When the Prophet Muhammad settled in al-Madīnnah al-Minawarah, he established three laws:
To build the first mosque for the emigrated Muslims and “al-Anssār," the Madīnnah helpers of Muhammad who granted him refuge after the hijrah.
To implant fraternity between the emigrants and “al-Anssār” so that they live together in one country, i.e. al-Madīnnah al-Minawarah.
To sign a treaty with the other citizens of al-Madīnnah al-Minawarah, specifically with the Jews. The treaty states that al-Madīnnah al-Minawarah is their country, no difference between Muslim and non-Muslims. They all have to protect it in case of an invasion.
Dr. ‘Abd al-Rahman ‘Azām in his book, ‘al-Risālah al-Khālidah’ [The Perpetual Message] says that this treaty is the first international treaty between the Muslims and non-Muslims and Jews, as it states that the Jews have their religion and the Muslims have theirs, but both are responsible to protect ’Yathrib’ [Reviewer: the old name of al-Madīnnah al-Minawarah]. It is a treaty of good-neighbor policy, defense coalition, joint forces, joint liability toward each other, and solidarity.
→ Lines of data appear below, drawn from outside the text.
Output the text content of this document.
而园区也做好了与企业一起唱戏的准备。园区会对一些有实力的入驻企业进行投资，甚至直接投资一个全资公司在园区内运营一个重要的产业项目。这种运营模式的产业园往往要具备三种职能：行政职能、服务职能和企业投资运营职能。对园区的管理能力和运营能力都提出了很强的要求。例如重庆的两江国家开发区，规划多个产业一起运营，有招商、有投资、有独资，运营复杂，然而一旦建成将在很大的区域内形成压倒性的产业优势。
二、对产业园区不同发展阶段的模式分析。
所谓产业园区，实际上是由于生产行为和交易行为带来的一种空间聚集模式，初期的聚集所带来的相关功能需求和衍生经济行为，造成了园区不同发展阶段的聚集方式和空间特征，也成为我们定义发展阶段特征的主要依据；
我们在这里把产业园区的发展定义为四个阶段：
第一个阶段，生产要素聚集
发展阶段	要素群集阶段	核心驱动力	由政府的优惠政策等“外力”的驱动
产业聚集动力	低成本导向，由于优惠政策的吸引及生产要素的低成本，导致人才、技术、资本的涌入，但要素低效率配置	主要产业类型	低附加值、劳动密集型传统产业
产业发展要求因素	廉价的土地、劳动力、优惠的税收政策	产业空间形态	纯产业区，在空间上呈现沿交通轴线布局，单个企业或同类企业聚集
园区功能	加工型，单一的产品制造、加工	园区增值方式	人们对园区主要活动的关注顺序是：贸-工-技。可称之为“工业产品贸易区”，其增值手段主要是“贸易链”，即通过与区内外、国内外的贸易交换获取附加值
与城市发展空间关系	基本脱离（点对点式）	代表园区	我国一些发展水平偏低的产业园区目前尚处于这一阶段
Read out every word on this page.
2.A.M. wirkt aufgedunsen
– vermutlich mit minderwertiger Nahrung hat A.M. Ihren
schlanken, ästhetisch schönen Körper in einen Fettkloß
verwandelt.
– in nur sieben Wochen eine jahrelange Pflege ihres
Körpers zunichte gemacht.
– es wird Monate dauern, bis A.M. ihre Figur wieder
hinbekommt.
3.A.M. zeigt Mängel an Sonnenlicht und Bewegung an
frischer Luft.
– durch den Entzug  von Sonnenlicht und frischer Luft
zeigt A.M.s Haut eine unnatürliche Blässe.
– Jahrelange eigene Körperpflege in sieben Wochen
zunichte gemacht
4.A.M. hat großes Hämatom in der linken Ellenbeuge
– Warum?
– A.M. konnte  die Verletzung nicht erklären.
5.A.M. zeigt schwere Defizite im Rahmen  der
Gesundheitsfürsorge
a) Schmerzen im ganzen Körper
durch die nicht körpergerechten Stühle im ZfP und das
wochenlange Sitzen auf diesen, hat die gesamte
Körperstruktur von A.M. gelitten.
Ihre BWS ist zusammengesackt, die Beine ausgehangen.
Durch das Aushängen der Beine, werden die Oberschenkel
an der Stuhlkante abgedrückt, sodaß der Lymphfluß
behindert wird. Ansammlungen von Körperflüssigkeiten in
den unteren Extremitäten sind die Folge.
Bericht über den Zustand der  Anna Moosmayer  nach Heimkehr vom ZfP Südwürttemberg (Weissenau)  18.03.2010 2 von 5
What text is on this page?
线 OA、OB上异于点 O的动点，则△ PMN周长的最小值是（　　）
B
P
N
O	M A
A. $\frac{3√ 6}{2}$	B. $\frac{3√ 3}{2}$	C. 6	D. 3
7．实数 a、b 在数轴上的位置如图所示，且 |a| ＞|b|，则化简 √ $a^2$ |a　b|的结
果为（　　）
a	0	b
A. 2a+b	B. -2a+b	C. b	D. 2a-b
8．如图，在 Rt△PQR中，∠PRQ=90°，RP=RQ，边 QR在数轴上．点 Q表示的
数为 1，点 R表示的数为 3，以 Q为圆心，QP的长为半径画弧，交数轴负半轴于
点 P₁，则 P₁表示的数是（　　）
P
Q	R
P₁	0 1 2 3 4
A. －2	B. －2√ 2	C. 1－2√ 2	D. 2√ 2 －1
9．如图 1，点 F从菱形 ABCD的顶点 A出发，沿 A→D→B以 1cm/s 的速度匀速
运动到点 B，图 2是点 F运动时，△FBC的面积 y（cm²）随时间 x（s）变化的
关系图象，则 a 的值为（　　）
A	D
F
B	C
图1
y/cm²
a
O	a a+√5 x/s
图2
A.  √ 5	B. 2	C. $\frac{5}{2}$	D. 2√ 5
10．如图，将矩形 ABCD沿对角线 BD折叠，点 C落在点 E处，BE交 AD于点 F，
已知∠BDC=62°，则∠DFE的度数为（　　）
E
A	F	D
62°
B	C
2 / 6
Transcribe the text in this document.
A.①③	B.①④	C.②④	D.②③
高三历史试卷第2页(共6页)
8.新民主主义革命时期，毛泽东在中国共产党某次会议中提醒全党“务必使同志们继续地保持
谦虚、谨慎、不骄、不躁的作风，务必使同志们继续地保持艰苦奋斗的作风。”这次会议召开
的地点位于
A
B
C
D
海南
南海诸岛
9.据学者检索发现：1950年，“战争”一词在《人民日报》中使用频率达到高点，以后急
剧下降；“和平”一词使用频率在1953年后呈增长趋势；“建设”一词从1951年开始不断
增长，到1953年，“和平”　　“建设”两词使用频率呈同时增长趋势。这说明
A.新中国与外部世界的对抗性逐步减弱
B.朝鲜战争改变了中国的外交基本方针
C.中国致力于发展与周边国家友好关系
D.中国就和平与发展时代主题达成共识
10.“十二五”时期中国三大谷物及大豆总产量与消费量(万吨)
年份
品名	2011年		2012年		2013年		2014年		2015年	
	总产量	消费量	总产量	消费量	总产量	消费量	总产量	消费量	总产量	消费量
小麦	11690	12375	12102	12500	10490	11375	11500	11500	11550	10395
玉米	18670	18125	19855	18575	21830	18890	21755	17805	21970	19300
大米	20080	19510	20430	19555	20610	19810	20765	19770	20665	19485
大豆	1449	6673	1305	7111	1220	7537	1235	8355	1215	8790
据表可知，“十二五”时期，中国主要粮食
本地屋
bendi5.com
Shaykh Ṭanṭāwī concludes saying that this treaty is one of the greatest treaties that proves that the inhabitants of every country are its citizens, regardless of their creeds and tenets. The country is the place where the citizens dwell, and the citizenship is the human communities that live in a country. The meaning of citizenship is to live in harmony and accord with the other, ignoring the religions and creeds.